CRÔNICAS SINCRÔNICAS - QUERO SER ÁRVORE

Vontade louca de abraçar uma árvore! No calendário escolar nos lembravam que ela tinha um dia: 21 de setembro. E preferencialmente nesta data a professora virava jardineira, ecologista, educadora ambiental, e nos levava para por a mão na terra, ao som de Cecília Meireles: “Quem me compra um jardim com flores? borboletas de muitas cores, lavadeiras e passarinhos, ovos verdes e azuis nos ninhos?”. E íamos repetindo o poema, que virava mantra, na esperança de escrever com caligrafia perfumada assim a próxima redação! Como quem plantaria no papel a vocação para a escrita!

Era a ecologia antes da ecologia. Nem se adivinhava que essa seria uma bandeira dos novos tempos, uma preocupação universal. Parecia-nos natural a integração com a natureza, a convivência pacífica com a terra-mãe, o respeito orgânico do filho que quer ter colo e solo a vida inteira!
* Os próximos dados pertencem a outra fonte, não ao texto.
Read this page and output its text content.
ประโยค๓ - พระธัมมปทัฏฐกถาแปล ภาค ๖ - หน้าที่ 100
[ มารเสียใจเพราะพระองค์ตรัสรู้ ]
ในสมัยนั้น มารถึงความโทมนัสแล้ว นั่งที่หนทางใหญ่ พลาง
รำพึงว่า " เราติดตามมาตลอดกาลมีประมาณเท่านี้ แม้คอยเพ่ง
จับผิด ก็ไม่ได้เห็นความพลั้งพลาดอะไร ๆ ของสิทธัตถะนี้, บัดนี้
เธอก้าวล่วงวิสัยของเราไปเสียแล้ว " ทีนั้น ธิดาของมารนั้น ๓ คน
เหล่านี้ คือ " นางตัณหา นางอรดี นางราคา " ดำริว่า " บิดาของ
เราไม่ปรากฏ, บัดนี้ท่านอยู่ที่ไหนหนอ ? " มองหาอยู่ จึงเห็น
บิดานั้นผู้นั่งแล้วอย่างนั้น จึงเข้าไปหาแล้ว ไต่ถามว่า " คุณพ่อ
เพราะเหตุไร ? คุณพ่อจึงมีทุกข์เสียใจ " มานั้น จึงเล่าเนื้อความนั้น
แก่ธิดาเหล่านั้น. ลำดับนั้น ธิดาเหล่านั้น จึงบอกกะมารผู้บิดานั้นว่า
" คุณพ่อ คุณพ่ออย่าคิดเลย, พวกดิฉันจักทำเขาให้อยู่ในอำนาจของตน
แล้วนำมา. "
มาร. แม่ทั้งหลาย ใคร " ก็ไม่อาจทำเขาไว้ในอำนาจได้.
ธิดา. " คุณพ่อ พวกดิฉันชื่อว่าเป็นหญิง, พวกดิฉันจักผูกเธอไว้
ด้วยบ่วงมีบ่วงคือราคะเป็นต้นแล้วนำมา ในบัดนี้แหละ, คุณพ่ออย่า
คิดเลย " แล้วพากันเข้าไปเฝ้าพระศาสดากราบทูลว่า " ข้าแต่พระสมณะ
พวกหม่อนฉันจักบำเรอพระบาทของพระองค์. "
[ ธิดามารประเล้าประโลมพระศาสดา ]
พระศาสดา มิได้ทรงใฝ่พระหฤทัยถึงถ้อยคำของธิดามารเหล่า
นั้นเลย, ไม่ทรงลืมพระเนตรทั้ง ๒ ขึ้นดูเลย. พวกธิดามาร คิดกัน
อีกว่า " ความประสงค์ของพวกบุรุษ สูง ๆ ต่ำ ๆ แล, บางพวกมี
Também éramos muito novos para entendermos das obrigatoriedades que apregoavam nossos pais: na vida, todo mundo tem que plantar uma árvore! Eis aí uma visão de futuro! Um alerta para compensar a arrogância das gentes! Uma premonição de que a relação predatória com o espaço iria nos colocar na condição cada vez mais espantosa (e numerosa!) de bestas-feras! O que pode ser alguém que fere com ferro e fogo o ventre inviolável da existência na Terra?
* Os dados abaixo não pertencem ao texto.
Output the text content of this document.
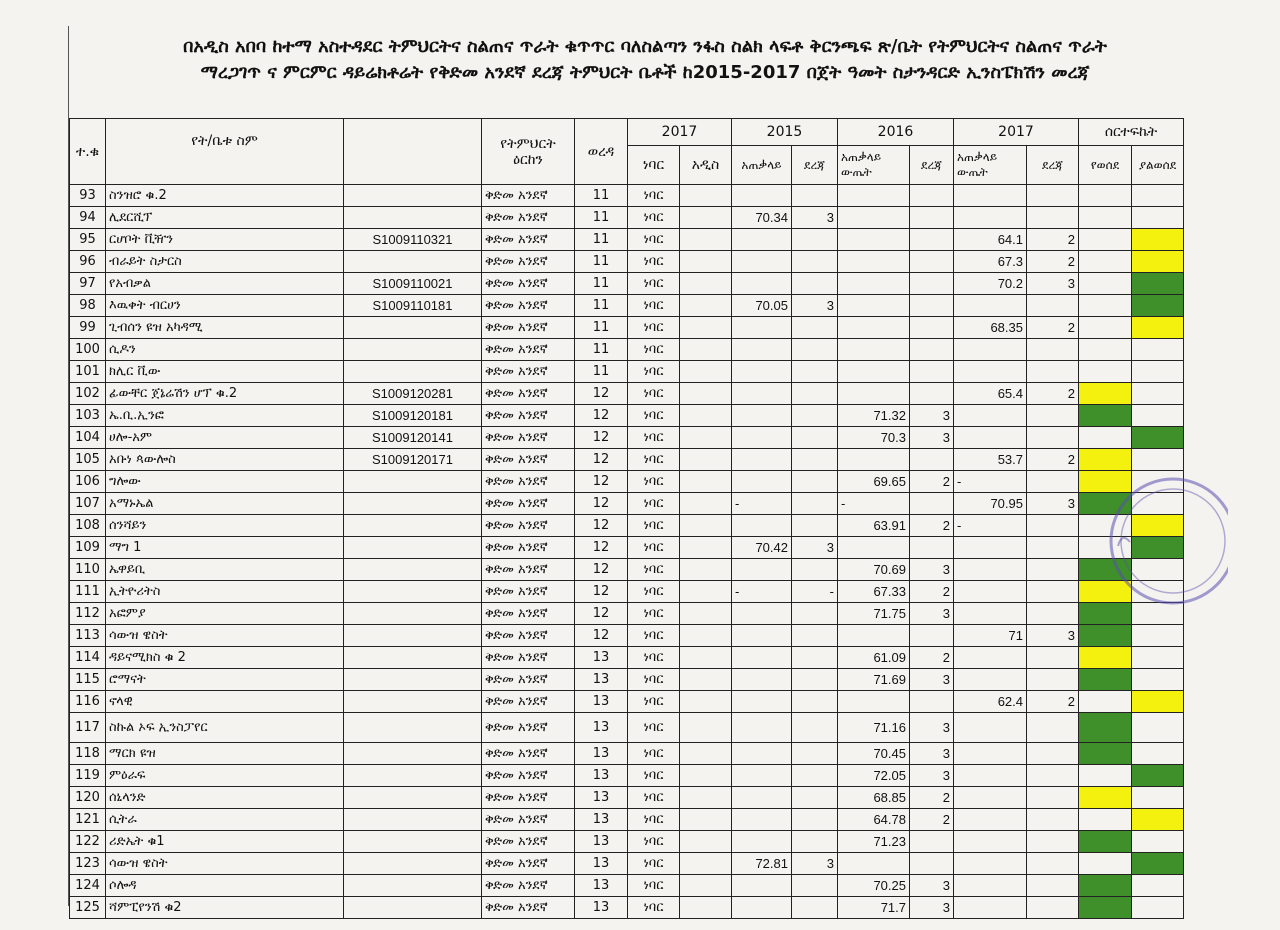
በአዲስ አበባ ከተማ አስተዳደር ትምህርትና ስልጠና ጥራት ቁጥጥር ባለስልጣን ንፋስ ስልክ ላፍቶ ቅርንጫፍ ጽ/ቤት የትምህርትና ስልጠና ጥራት
ማረጋገጥ ና ምርምር ዳይሬክቶሬት የቅድመ አንደኛ ደረጃ ትምህርት ቤቶች ከ2015-2017 በጀት ዓመት ስታንዳርድ ኢንስፔክሽን መረጃ
ተ.ቁ	የት/ቤቱ ስም		የትምህርት ዕርከን	ወረዳ	2017		2015		2016		2017		ሰርተፍኬት	
					ነባር	አዲስ	አጠቃላይ	ደረጃ	አጠቃላይ ውጤት	ደረጃ	አጠቃላይ ውጤት	ደረጃ	የወሰደ	ያልወሰደ
93	ስንዝሮ ቁ.2		ቅድመ አንደኛ	11	ነባር									
94	ሊደርሺፕ		ቅድመ አንደኛ	11	ነባር		70.34	3						
95	ርሆቦት ቪዥን	S1009110321	ቅድመ አንደኛ	11	ነባር						64.1	2		
96	ብራይት ስታርስ		ቅድመ አንደኛ	11	ነባር						67.3	2		
97	የአብቃል	S1009110021	ቅድመ አንደኛ	11	ነባር						70.2	3		
98	እዉቀት ብርሀን	S1009110181	ቅድመ አንደኛ	11	ነባር		70.05	3						
99	ጊብሰን ዩዝ አካዳሚ		ቅድመ አንደኛ	11	ነባር						68.35	2		
100	ሲዶን		ቅድመ አንደኛ	11	ነባር									
101	ክሊር ቪው		ቅድመ አንደኛ	11	ነባር									
102	ፊውቸር ጀኔሬሽን ሆፕ ቁ.2	S1009120281	ቅድመ አንደኛ	12	ነባር						65.4	2		
103	ኤ.ቢ.ኢንፎ	S1009120181	ቅድመ አንደኛ	12	ነባር				71.32	3				
104	ሀሎ-አም	S1009120141	ቅድመ አንደኛ	12	ነባር				70.3	3				
105	አቡነ ጳውሎስ	S1009120171	ቅድመ አንደኛ	12	ነባር						53.7	2		
106	ግሎው		ቅድመ አንደኛ	12	ነባር				69.65	2	-			
107	አማኑኤል		ቅድመ አንደኛ	12	ነባር		-		-		70.95	3		
108	ሰንሻይን		ቅድመ አንደኛ	12	ነባር				63.91	2	-			
109	ማግ 1		ቅድመ አንደኛ	12	ነባር		70.42	3						
110	ኤዋይቢ		ቅድመ አንደኛ	12	ነባር				70.69	3				
111	ኢትዮሪትስ		ቅድመ አንደኛ	12	ነባር		-	-	67.33	2				
112	አፎምያ		ቅድመ አንደኛ	12	ነባር				71.75	3				
113	ሳውዝ ዌስት		ቅድመ አንደኛ	12	ነባር						71	3		
114	ዳይናሚክስ ቁ 2		ቅድመ አንደኛ	13	ነባር				61.09	2				
115	ሮማናት		ቅድመ አንደኛ	13	ነባር				71.69	3				
116	ኖላዊ		ቅድመ አንደኛ	13	ነባር						62.4	2		
117	ስኩል ኦፍ ኢንስፓየር		ቅድመ አንደኛ	13	ነባር				71.16	3				
118	ማርክ ዩዝ		ቅድመ አንደኛ	13	ነባር				70.45	3				
119	ምዕራፍ		ቅድመ አንደኛ	13	ነባር				72.05	3				
120	ሰኒላንድ		ቅድመ አንደኛ	13	ነባር				68.85	2				
121	ሲትራ		ቅድመ አንደኛ	13	ነባር				64.78	2				
122	ሪድኤት ቁ1		ቅድመ አንደኛ	13	ነባር				71.23					
123	ሳውዝ ዌስት		ቅድመ አንደኛ	13	ነባር		72.81	3						
124	ሶሎዳ		ቅድመ አንደኛ	13	ነባር				70.25	3				
125	ሻምፒየንሽ ቁ2		ቅድመ አንደኛ	13	ነባር				71.7	3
Felizes os povos que crêem que os antepassados habitam as árvores. Felizes os índios das tribos do Oregon, que depositavam no tronco escavado de uma velha árvore, em posição fetal, seus anciãos mortos. Felizes os juízes tribais que se reúnem ao redor de um baobá para resolver as disputas locais.
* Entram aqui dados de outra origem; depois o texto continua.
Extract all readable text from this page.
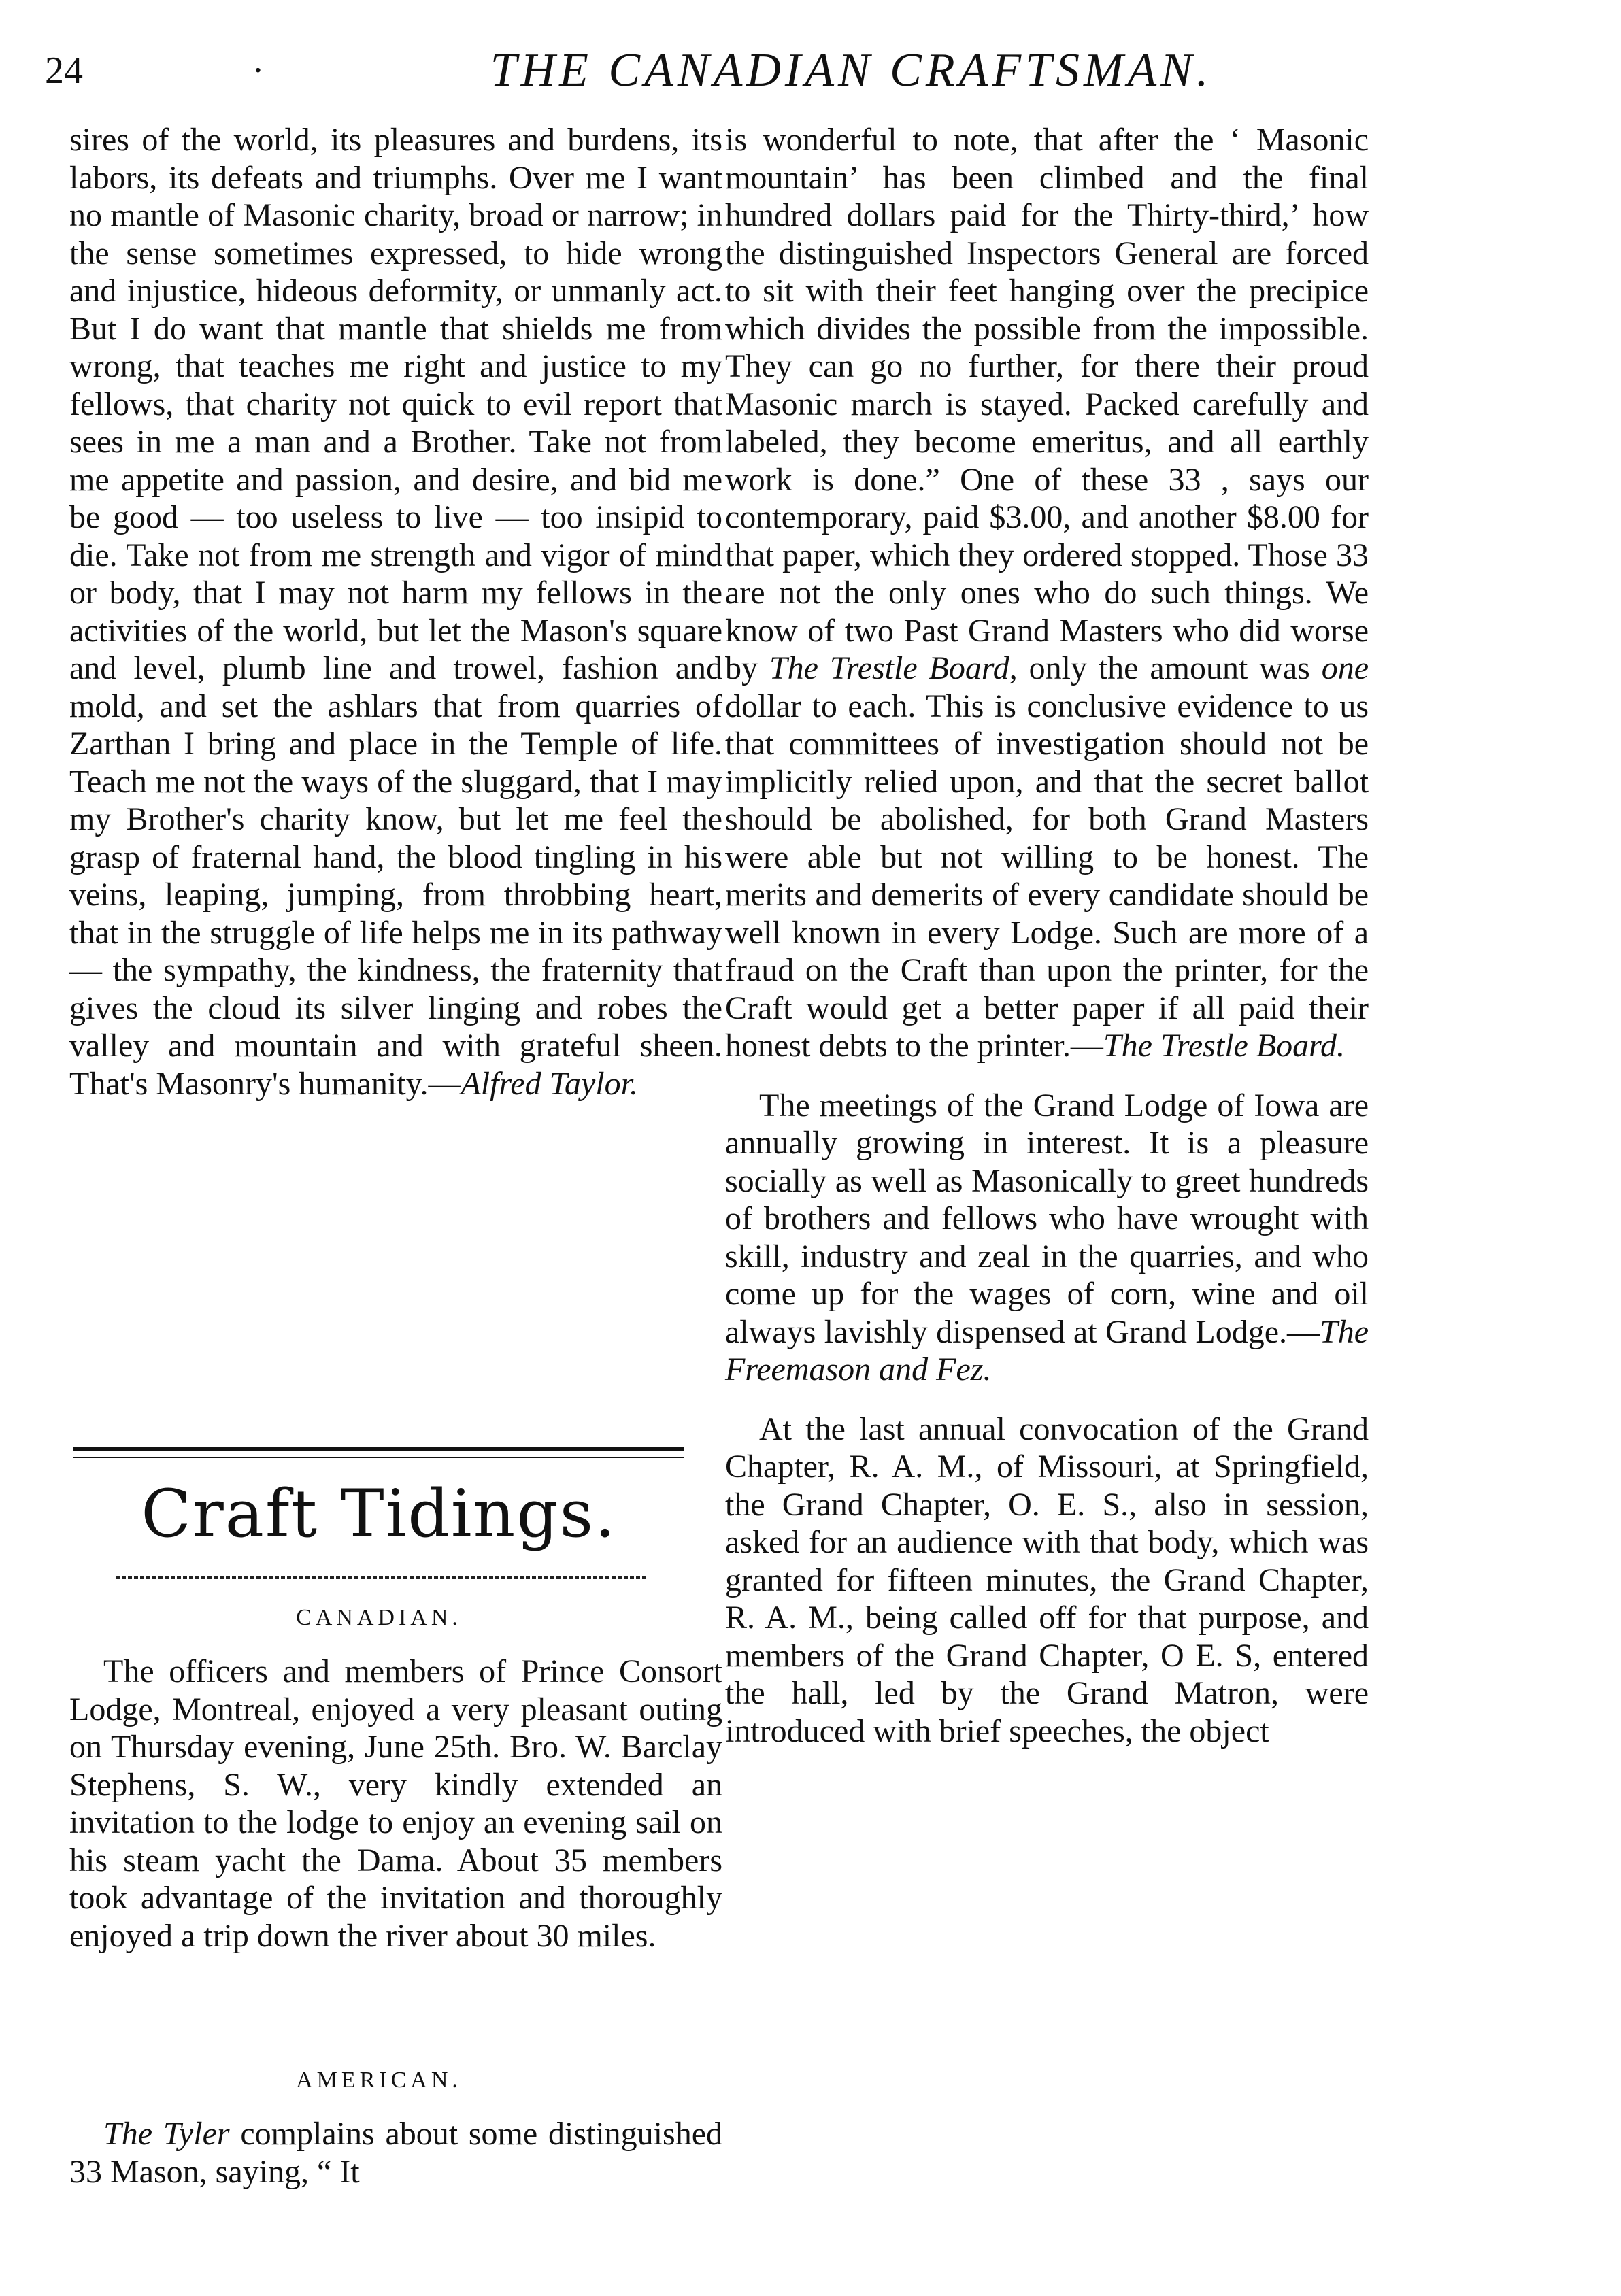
24	·	THE CANADIAN CRAFTSMAN.

sires of the world, its pleasures and burdens, its labors, its defeats and triumphs. Over me I want no mantle of Masonic charity, broad or narrow; in the sense sometimes expressed, to hide wrong and injustice, hideous deformity, or unmanly act. But I do want that mantle that shields me from wrong, that teaches me right and justice to my fellows, that charity not quick to evil report that sees in me a man and a Brother. Take not from me appetite and passion, and desire, and bid me be good — too useless to live — too insipid to die. Take not from me strength and vigor of mind or body, that I may not harm my fellows in the activities of the world, but let the Mason's square and level, plumb line and trowel, fashion and mold, and set the ashlars that from quarries of Zarthan I bring and place in the Temple of life. Teach me not the ways of the sluggard, that I may my Brother's charity know, but let me feel the grasp of fraternal hand, the blood tingling in his veins, leaping, jumping, from throbbing heart, that in the struggle of life helps me in its pathway — the sympathy, the kindness, the fraternity that gives the cloud its silver linging and robes the valley and mountain and with grateful sheen. That's Masonry's humanity.—Alfred Taylor.

Craft Tidings.
CANADIAN.

The officers and members of Prince Consort Lodge, Montreal, enjoyed a very pleasant outing on Thursday evening, June 25th. Bro. W. Barclay Stephens, S. W., very kindly extended an invitation to the lodge to enjoy an evening sail on his steam yacht the Dama. About 35 members took advantage of the invitation and thoroughly enjoyed a trip down the river about 30 miles.

AMERICAN.

The Tyler complains about some distinguished 33 Mason, saying, “ It

is wonderful to note, that after the ‘ Masonic mountain’ has been climbed and the final hundred dollars paid for the Thirty-third,’ how the distinguished Inspectors General are forced to sit with their feet hanging over the precipice which divides the possible from the impossible. They can go no further, for there their proud Masonic march is stayed. Packed carefully and labeled, they become emeritus, and all earthly work is done.” One of these 33 , says our contemporary, paid $3.00, and another $8.00 for that paper, which they ordered stopped. Those 33 are not the only ones who do such things. We know of two Past Grand Masters who did worse by The Trestle Board, only the amount was one dollar to each. This is conclusive evidence to us that committees of investigation should not be implicitly relied upon, and that the secret ballot should be abolished, for both Grand Masters were able but not willing to be honest. The merits and demerits of every candidate should be well known in every Lodge. Such are more of a fraud on the Craft than upon the printer, for the Craft would get a better paper if all paid their honest debts to the printer.—The Trestle Board.

The meetings of the Grand Lodge of Iowa are annually growing in interest. It is a pleasure socially as well as Masonically to greet hundreds of brothers and fellows who have wrought with skill, industry and zeal in the quarries, and who come up for the wages of corn, wine and oil always lavishly dispensed at Grand Lodge.—The Freemason and Fez.

At the last annual convocation of the Grand Chapter, R. A. M., of Missouri, at Springfield, the Grand Chapter, O. E. S., also in session, asked for an audience with that body, which was granted for fifteen minutes, the Grand Chapter, R. A. M., being called off for that purpose, and members of the Grand Chapter, O E. S, entered the hall, led by the Grand Matron, were introduced with brief speeches, the object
Por isso quero ser Madagascar, com sua avenida de baobás! Quero ser a Maria Gorda de Paquetá, que veio de Manaus, para viver na Praia dos Tamoios. Quero ser a árvore da louvação a baobá, de Mossoró, que a seu pé, espalha flores e frutos, para afinar com tambores as origens.

Também quero ser árvore de fábula, das velhas fábulas. Pode ser um salgueiro, um pinheiro, um carvalho, um freixo, um cedro, um olmo, uma figueira, um pessegueiro, uma castanheira. Na voz de Esopo, La Fontaine ou Leonardo da Vinci. Abri-los, na estante, na biblioteca, em casa, na escola, é também plantar árvores de palavras, sementeiras da imaginação!

Também posso ser as sandálias mágicas de Hermes, feitas com folhas de tamareira e mirtilo. Ou o chorão das lendas dos mouros, ou a testemunha do amor do cacique Tupi e da bela Tapuia Jurema. Ou a cortina de ramas que escondeu a Virgem e o menino Jesus na fuga para o Egito.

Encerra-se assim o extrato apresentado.